Baker had also been a former model and was often chosen by the league to pose for publicity shots and act as a league spokesperson. She was the league's most publicized player and was referred to as "Pretty Bonnie Baker" by the press. She appeared on the popular television show What's My Line? on August 17, 1952, and her picture also appeared in Life magazine. Although she was easily the most recognized AAGPBL player, it never stopped her from doing her job. She was an all-star in 1943 and 1946 and played 930 games in her career. She hit .235 for her career, with 1 home run, 244 RBI and 465 runs.

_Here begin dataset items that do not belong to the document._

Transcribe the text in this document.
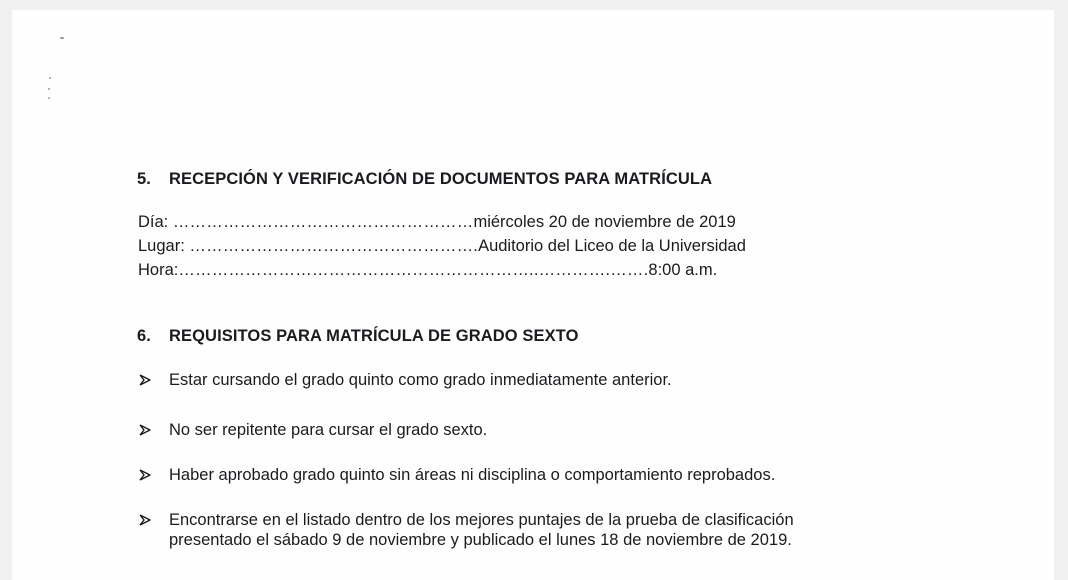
5. RECEPCIÓN Y VERIFICACIÓN DE DOCUMENTOS PARA MATRÍCULA
Día: ………………………………………………miércoles 20 de noviembre de 2019
Lugar: …………………………………………….Auditorio del Liceo de la Universidad
Hora:………………………………………………………..………….…….8:00 a.m.
6. REQUISITOS PARA MATRÍCULA DE GRADO SEXTO
Estar cursando el grado quinto como grado inmediatamente anterior.
No ser repitente para cursar el grado sexto.
Haber aprobado grado quinto sin áreas ni disciplina o comportamiento reprobados.
Encontrarse en el listado dentro de los mejores puntajes de la prueba de clasificación
presentado el sábado 9 de noviembre y publicado el lunes 18 de noviembre de 2019.
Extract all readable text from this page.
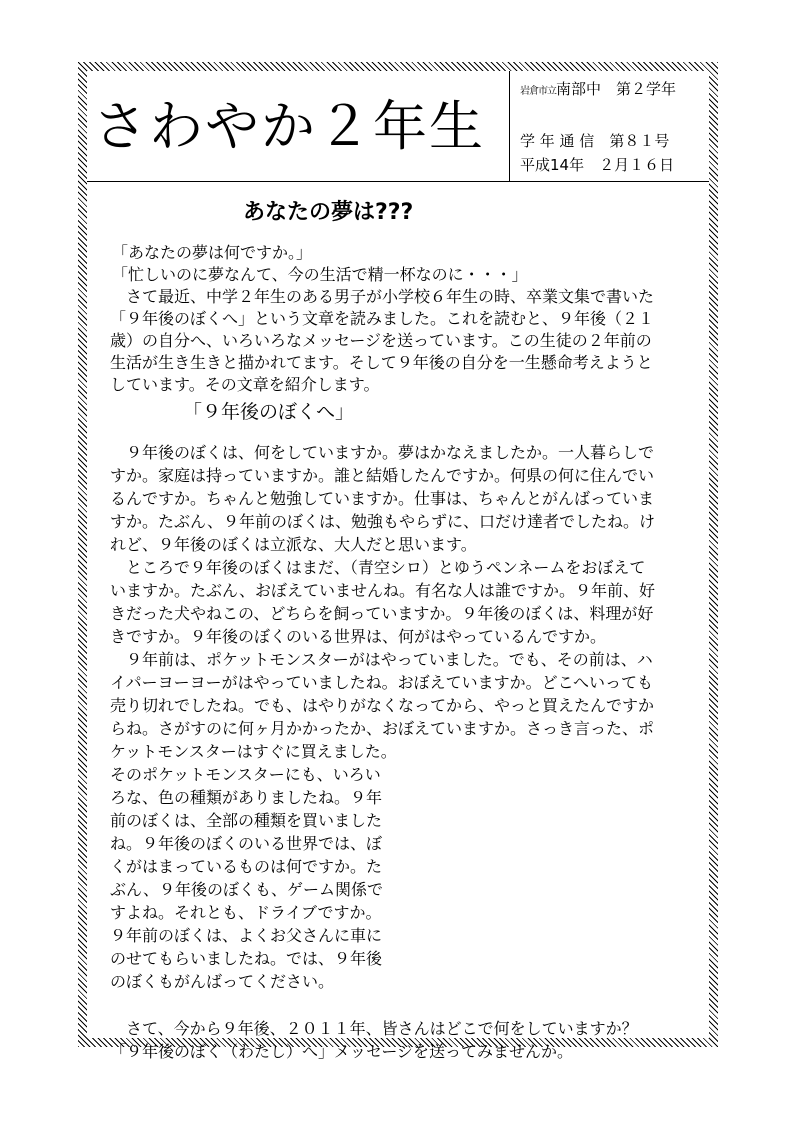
さわやか２年生
岩倉市立南部中　 第２学年
学 年 通 信　 第８１号
平成14年　 ２月１６日
あなたの夢は???
「あなたの夢は何ですか。」
「忙しいのに夢なんて、今の生活で精一杯なのに・・・」
　さて最近、中学２年生のある男子が小学校６年生の時、卒業文集で書いた
「９年後のぼくへ」という文章を読みました。これを読むと、９年後（２１
歳）の自分へ、いろいろなメッセージを送っています。この生徒の２年前の
生活が生き生きと描かれてます。そして９年後の自分を一生懸命考えようと
しています。その文章を紹介します。
「９年後のぼくへ」
　９年後のぼくは、何をしていますか。夢はかなえましたか。一人暮らしで
すか。家庭は持っていますか。誰と結婚したんですか。何県の何に住んでい
るんですか。ちゃんと勉強していますか。仕事は、ちゃんとがんばっていま
すか。たぶん、９年前のぼくは、勉強もやらずに、口だけ達者でしたね。け
れど、９年後のぼくは立派な、大人だと思います。
　ところで９年後のぼくはまだ、（青空シロ）とゆうペンネームをおぼえて
いますか。たぶん、おぼえていませんね。有名な人は誰ですか。９年前、好
きだった犬やねこの、どちらを飼っていますか。９年後のぼくは、料理が好
きですか。９年後のぼくのいる世界は、何がはやっているんですか。
　９年前は、ポケットモンスターがはやっていました。でも、その前は、ハ
イパーヨーヨーがはやっていましたね。おぼえていますか。どこへいっても
売り切れでしたね。でも、はやりがなくなってから、やっと買えたんですか
らね。さがすのに何ヶ月かかったか、おぼえていますか。さっき言った、ポ
ケットモンスターはすぐに買えました。
そのポケットモンスターにも、いろい
ろな、色の種類がありましたね。９年
前のぼくは、全部の種類を買いました
ね。９年後のぼくのいる世界では、ぼ
くがはまっているものは何ですか。た
ぶん、９年後のぼくも、ゲーム関係で
すよね。それとも、ドライブですか。
９年前のぼくは、よくお父さんに車に
のせてもらいましたね。では、９年後
のぼくもがんばってください。
　さて、今から９年後、２０１１年、皆さんはどこで何をしていますか？
「９年後のぼく（わたし）へ」メッセージを送ってみませんか。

Her career fielding average was .953. In 1946, Baker had an all-star season, stealing a league-leading 94 bases and batting .286 with a .965 fielding percentage.

During the 1950 season, Baker was traded to the Kalamazoo Lassies to act as a player-manager, becoming the only woman in league history to do so. The struggling Lassies placed last in the league with a 36–73 record. The following year the league passed a rule banning female managers. Baker skipped the 1951 season to have a daughter, Maureen (aka "Chickie"), but returned to the Lassies for one year in 1952.

She later returned to Saskatchewan, where she led the Regina Legion softball team to the World Ladies Softball title. In 1964-65 she worked for the Regina radio station CKRM, as the first female sports broadcaster in Canada. She also managed the Wheat City Curling Club for 25 years.

==Death and honours==
Baker died of respiratory failure at the age of 85. Fellow AAGPBL player Arleene Noga remembers her as "a complete player with all five tools — a real competitor." In 1998 she was inducted into the Canadian Baseball Hall of Fame. She is also a member of the Saskatchewan Sports Hall of Fame and the Saskatchewan Baseball Hall of Fame, and is part of the special exhibit on the AAGPBL in the Baseball Hall of Fame in Cooperstown, New York.

The 1992 Geena Davis–Tom Hanks movie A League of Their Own was a fictional account of the AAGPBL. Davis's character, Dottie Hinson, is loosely based on her, playing catcher like she did in the league, and her sister also played in the AAGPBL, similar to the sister relationship depicted in the film.

In 2018, Baker was posthumously awarded the Order of Sport, marking her induction into Canada's Sports Hall of Fame.

In 2023, a Heritage Minute was created about her.